Still, some Ugandans say Netanyahu's historic visit should be a moment to mourn the Ugandan victims of the operation. Moses Ali, Uganda's deputy prime minister who served as a government minister under Amin, told Uganda's Daily Monitor newspaper that the rescue mission should not be celebrated by Ugandans.
"If you are siding with Israelis, then you can celebrate because it was their victory," he said. "If you are not, then you should be mourning our dead ones."
Netanyahu will also be visiting Kenya, Rwanda and Ethiopia this week.

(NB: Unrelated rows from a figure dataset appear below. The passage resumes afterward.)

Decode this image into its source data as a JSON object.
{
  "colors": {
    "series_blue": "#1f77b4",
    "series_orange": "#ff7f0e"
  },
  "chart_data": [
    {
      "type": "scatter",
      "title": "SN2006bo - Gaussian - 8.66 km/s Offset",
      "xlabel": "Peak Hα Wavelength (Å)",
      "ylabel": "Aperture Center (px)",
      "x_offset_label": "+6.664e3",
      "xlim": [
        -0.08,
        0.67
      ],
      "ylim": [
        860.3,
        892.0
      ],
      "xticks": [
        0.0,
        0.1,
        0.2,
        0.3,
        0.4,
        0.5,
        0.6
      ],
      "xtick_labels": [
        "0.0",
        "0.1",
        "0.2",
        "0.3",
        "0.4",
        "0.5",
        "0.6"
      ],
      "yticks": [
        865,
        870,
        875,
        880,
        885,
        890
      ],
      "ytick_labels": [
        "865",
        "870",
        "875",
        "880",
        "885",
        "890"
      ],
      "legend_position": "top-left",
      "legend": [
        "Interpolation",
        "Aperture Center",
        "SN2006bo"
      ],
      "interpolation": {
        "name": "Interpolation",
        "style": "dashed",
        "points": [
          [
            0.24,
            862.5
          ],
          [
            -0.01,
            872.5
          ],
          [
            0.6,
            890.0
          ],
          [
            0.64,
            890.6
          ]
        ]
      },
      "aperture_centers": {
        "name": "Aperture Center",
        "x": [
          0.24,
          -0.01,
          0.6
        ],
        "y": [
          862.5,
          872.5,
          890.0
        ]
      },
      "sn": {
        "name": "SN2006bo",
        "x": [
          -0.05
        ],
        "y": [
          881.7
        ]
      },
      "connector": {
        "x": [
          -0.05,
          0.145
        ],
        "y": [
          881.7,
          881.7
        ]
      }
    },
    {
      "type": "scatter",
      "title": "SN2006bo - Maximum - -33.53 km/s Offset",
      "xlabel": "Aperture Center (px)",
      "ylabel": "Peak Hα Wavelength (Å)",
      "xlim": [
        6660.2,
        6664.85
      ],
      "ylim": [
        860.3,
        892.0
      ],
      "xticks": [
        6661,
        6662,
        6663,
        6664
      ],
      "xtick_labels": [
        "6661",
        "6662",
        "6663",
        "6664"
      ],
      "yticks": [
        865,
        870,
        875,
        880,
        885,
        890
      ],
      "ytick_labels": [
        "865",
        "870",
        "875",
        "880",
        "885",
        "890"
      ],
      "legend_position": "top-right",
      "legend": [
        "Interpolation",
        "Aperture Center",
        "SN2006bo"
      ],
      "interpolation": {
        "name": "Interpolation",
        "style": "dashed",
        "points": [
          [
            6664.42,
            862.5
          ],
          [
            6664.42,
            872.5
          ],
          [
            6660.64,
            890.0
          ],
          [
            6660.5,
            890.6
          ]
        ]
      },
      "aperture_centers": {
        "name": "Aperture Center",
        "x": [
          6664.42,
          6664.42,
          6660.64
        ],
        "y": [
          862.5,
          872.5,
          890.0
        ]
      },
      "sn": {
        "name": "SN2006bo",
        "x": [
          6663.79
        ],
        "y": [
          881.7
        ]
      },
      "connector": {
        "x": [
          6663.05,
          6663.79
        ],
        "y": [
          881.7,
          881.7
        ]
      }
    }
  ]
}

In exchange for its expertise in security and other fields, Israel wants African states to side with it at the UN, where the General Assembly overwhelmingly recognized Palestine as a nonmember observer state in 2012. The Palestinians have used their upgraded status to launch a diplomatic offensive against Israel and its occupation of lands where the Palestinians hope to establish a future state.
"Israel has been on a mission to repair its image globally and more specifically within the UN where the Africa group has for decades now supported the Palestinian cause, and vote in general towards that end," said Angelo Izama, a Ugandan analyst who runs a think tank called Fana Kwawote.
As a key US ally on regional security, especially in violence-prone Somalia, Uganda is an attractive ally for Israel as well, according to Izama.
"Washington views the Museveni administration as a regional hegemon, a key to the security of the wider region. Uganda's involvement in counter-terrorism in Somalia ... and its significant expenditure on security goods, including arms and technology, are another reason" for Netanyahu's visit, he said.